Rizzo Mimma, Chiellino Silvia, Gernone Angela, Porta Camillo
Division of Medical Oncology, Azienda Ospedaliero Universitaria (A.O.U.) Consorziale Policlinico di Bari, Bari, Italy.
Division of Medical Oncology, Istituto di Ricovero e Cura a Carattere Scientifico (I.R.C.C.S.) San Matteo University Hospital, Pavia, Italy.
Front Oncol. 2022 Oct 18;12:939953. doi: 10.3389/fonc.2022.939953. eCollection 2022.
Collecting duct carcinomas (CDCs) are a particularly rare subtype of kidney cancer, endowed by a particularly poor prognosis. Since no active treatments have been established for CDCs, due to similarities with upper tract urothelial carcinomas, the use of the cisplatin-gemcitabine doublet is usually recommended. Here we report a retrospective analysis of 36 metastatic CDCs treated, as everyday clinical practice, with either cisplatin-gemcitabine or cisplatin-gemcitabine-paclitaxel from 2005 to 2021. Thirty-three patients received gemcitabine (1000 mg/m, days 1 and 8) and cisplatin (70 mg/m, day 1), while 3 were treated with paclitaxel (80 mg/m, days 1 and 8), gemcitabine (1000 mg/m, days 1 and 8) and cisplatin (70 mg/m, day 1), every 21 days for a maximum of 6 cycles. Eight out of 36 patients (22.2%) experienced a partial response, while 9 others (25%) had a disease stabilization. No benefit was observed in the only 3 patients treated with the triplet. Median PFS was just 6 months, while median OS was 8 months. The commonest grade ≥3 treatment-related adverse events were: neutropenia (75%, 11.1% of febrile neutropenia), anemia (50%), thrombocytopenia (38.8%), and vomiting (8.3%). Dose omissions and dose reductions were common, and few frail patients started the treatment with a 25% dose reduction. In conclusion, our real-world experience confirmed the modest activity and relevant toxicity of cisplatin-based chemotherapy for the treatment of CDCs. More translational studies and novel study designs are thus badly needed in these still orphan tumors.

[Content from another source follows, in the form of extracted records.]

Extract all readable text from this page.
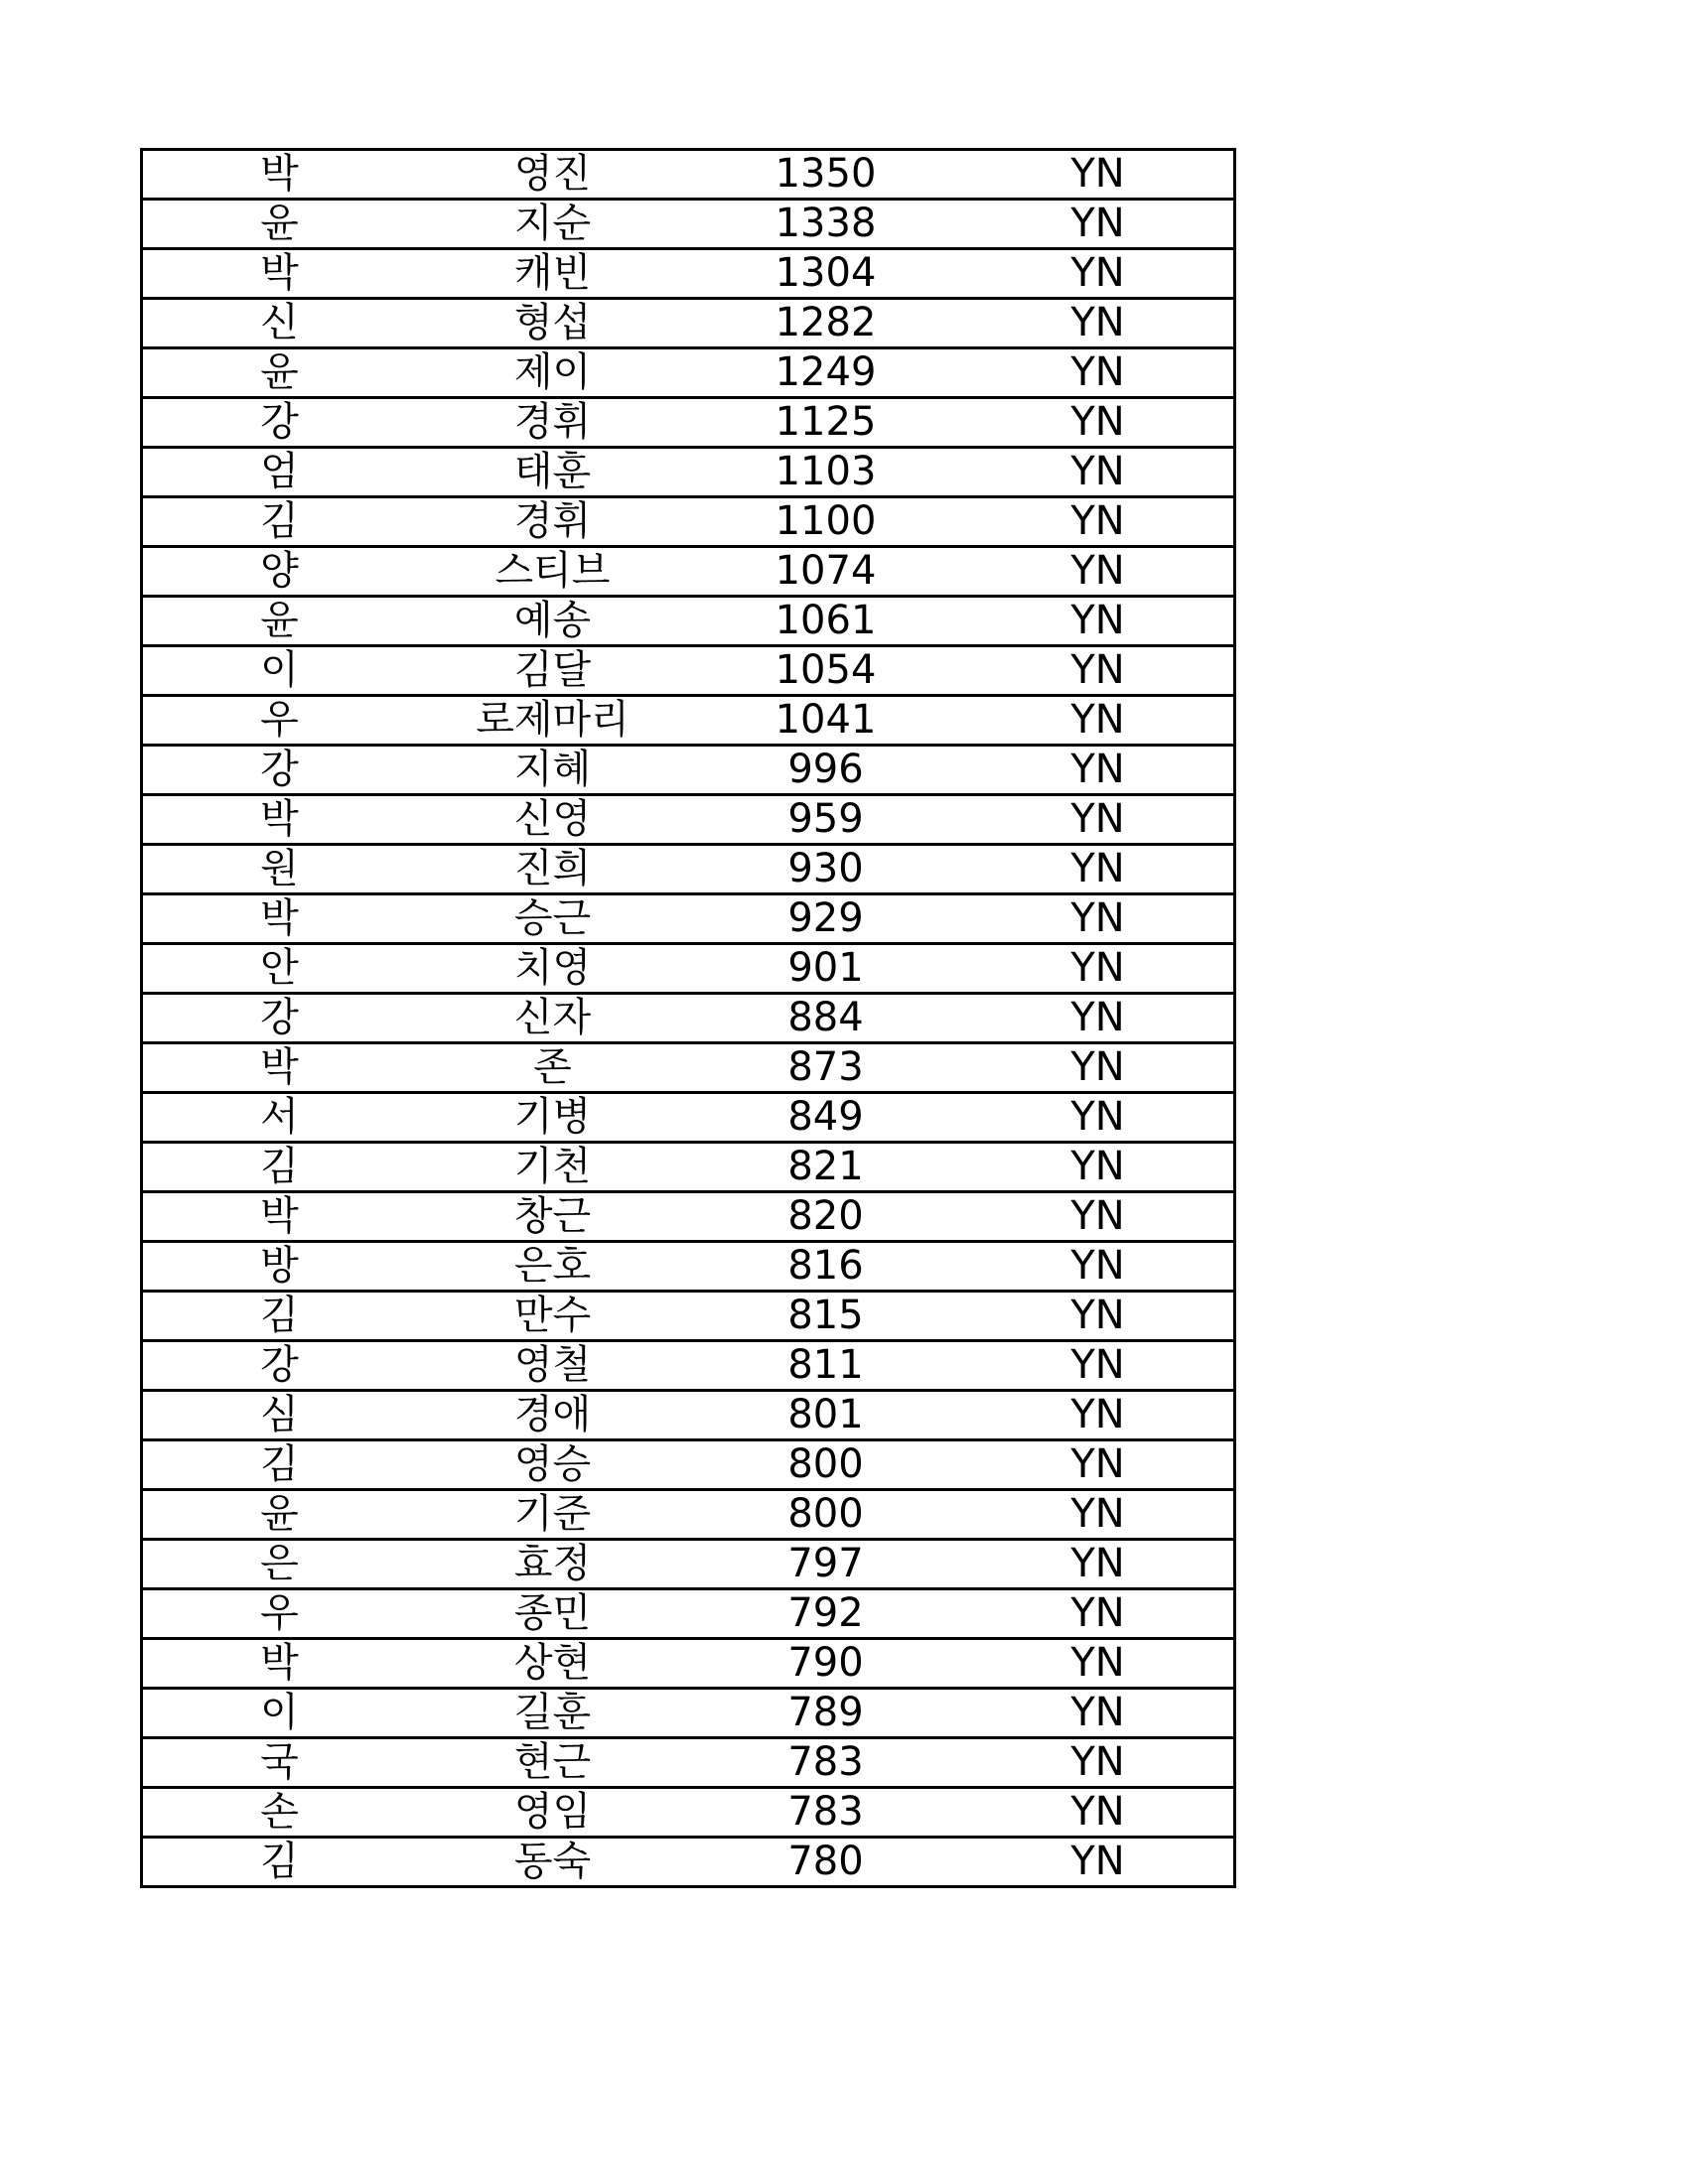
박	영진	1350	YN
윤	지순	1338	YN
박	캐빈	1304	YN
신	형섭	1282	YN
윤	제이	1249	YN
강	경휘	1125	YN
엄	태훈	1103	YN
김	경휘	1100	YN
양	스티브	1074	YN
윤	예송	1061	YN
이	김달	1054	YN
우	로제마리	1041	YN
강	지혜	996	YN
박	신영	959	YN
원	진희	930	YN
박	승근	929	YN
안	치영	901	YN
강	신자	884	YN
박	존	873	YN
서	기병	849	YN
김	기천	821	YN
박	창근	820	YN
방	은호	816	YN
김	만수	815	YN
강	영철	811	YN
심	경애	801	YN
김	영승	800	YN
윤	기준	800	YN
은	효정	797	YN
우	종민	792	YN
박	상현	790	YN
이	길훈	789	YN
국	현근	783	YN
손	영임	783	YN
김	동숙	780	YN
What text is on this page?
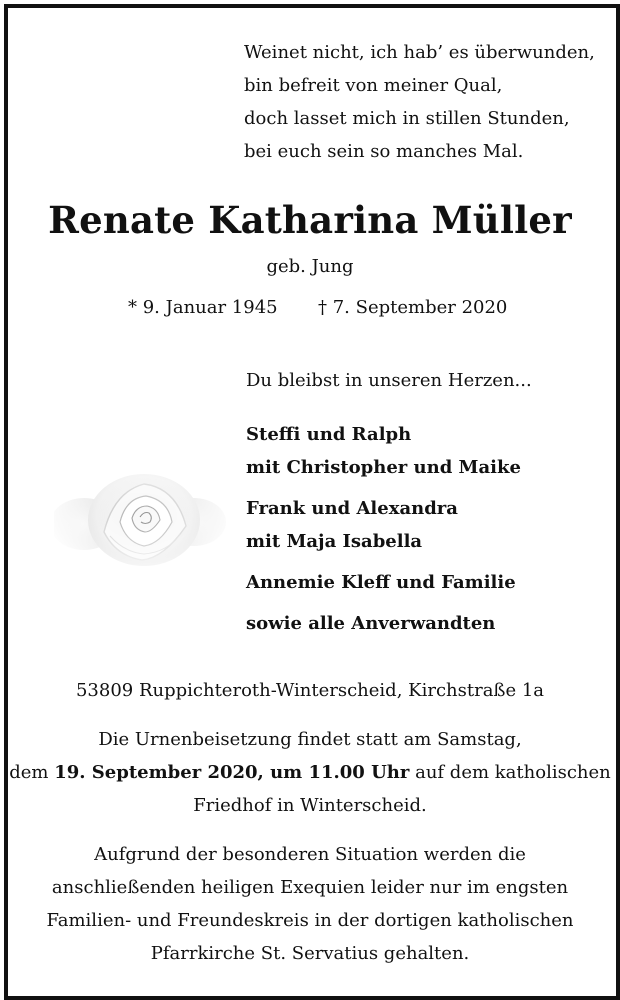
Weinet nicht, ich hab’ es überwunden,
bin befreit von meiner Qual,
doch lasset mich in stillen Stunden,
bei euch sein so manches Mal.
Renate Katharina Müller
geb. Jung
* 9. Januar 1945 † 7. September 2020
Du bleibst in unseren Herzen...
Steffi und Ralph
mit Christopher und Maike
Frank und Alexandra
mit Maja Isabella
Annemie Kleff und Familie
sowie alle Anverwandten
53809 Ruppichteroth-Winterscheid, Kirchstraße 1a
Die Urnenbeisetzung findet statt am Samstag,
dem 19. September 2020, um 11.00 Uhr auf dem katholischen
Friedhof in Winterscheid.
Aufgrund der besonderen Situation werden die
anschließenden heiligen Exequien leider nur im engsten
Familien- und Freundeskreis in der dortigen katholischen
Pfarrkirche St. Servatius gehalten.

集合管癌(CDC)是一种特别罕见的肾癌亚型,预后特别差。由于尚未确立针对CDC的有效治疗方法,鉴于其与上尿路尿路上皮癌相似,通常推荐使用顺铂-吉西他滨双联疗法。在此,我们报告一项回顾性分析,该分析涉及2005年至2021年期间按照日常临床实践接受顺铂-吉西他滨或顺铂-吉西他滨-紫杉醇治疗的36例转移性CDC患者。33例患者接受吉西他滨(1000mg/m²,第1天和第8天)和顺铂(70mg/m²,第1天)治疗,而3例患者接受紫杉醇(80mg/m²,第1天和第8天)、吉西他滨(1000mg/m²,第1天和第8天)和顺铂(70mg/m²,第1天)治疗,每21天进行一次,最多6个周期。36例患者中有8例(22.2%)出现部分缓解,另有9例(25%)病情稳定。在仅接受三联疗法治疗的3例患者中未观察到获益。中位无进展生存期仅为6个月,而中位总生存期为8个月。最常见的≥3级治疗相关不良事件为:中性粒细胞减少(75%,发热性中性粒细胞减少占11.1%)、贫血(50%)、血小板减少(38.8%)和呕吐(8.3%)。剂量遗漏和剂量减少很常见,很少有体弱患者以25%的剂量减少开始治疗。总之,我们的真实世界经验证实了基于顺铂的化疗在治疗CDC方面活性有限且毒性较大。因此,在这些仍然罕见的肿瘤中迫切需要更多的转化研究和新颖的研究设计。